Trazia nas costas uma mochila contendo alimentos, um pouco de água, um cobertor, duas facas, uma pequena bússola de chaveiro, um mapa do Estado de São Paulo, um guia e uma pequena panela. Estava agasalhado com minha jaqueta de couro e estava usando um velho relógio mecânico, que fora do meu pai. Dentre todas as coisas que eu passei a vida juntando, só isso interessava. Sabia que jamais voltaria a ver meu apartamento e de fato, isto não me incomodava.

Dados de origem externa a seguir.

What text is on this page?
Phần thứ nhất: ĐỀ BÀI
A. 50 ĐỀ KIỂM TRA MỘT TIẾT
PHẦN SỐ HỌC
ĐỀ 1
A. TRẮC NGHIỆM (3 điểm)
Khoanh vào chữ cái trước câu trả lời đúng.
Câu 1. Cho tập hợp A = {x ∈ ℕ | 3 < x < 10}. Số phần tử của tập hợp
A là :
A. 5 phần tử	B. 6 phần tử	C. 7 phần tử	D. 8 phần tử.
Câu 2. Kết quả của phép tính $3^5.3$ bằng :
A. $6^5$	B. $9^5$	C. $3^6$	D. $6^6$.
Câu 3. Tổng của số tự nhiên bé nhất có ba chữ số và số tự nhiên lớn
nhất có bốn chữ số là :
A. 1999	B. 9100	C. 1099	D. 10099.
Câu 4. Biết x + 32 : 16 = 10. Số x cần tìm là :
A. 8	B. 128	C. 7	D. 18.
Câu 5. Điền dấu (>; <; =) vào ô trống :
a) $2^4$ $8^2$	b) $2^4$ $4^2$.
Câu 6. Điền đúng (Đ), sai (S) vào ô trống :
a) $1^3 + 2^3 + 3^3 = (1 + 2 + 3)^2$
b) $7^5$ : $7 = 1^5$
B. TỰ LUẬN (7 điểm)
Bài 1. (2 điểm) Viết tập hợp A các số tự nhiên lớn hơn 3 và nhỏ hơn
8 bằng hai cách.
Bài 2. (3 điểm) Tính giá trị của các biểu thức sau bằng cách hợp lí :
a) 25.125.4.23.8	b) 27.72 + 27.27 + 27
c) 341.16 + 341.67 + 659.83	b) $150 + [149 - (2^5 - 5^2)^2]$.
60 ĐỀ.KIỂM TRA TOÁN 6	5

Na rua, havia pessoas paradas, olhando para oeste, onde estava o centro da cidade com suas lindas labaredas gigantes. Tentei andar em direção a um sujeito magro que parecia mais calmo que os demais, mas ao me aproximar, não consegui dizer nada. Nossos olhos se encontraram e nenhum dos dois tinha nada pra dizer. Foi como encontrar alguém desconhecido dentro do Metrô.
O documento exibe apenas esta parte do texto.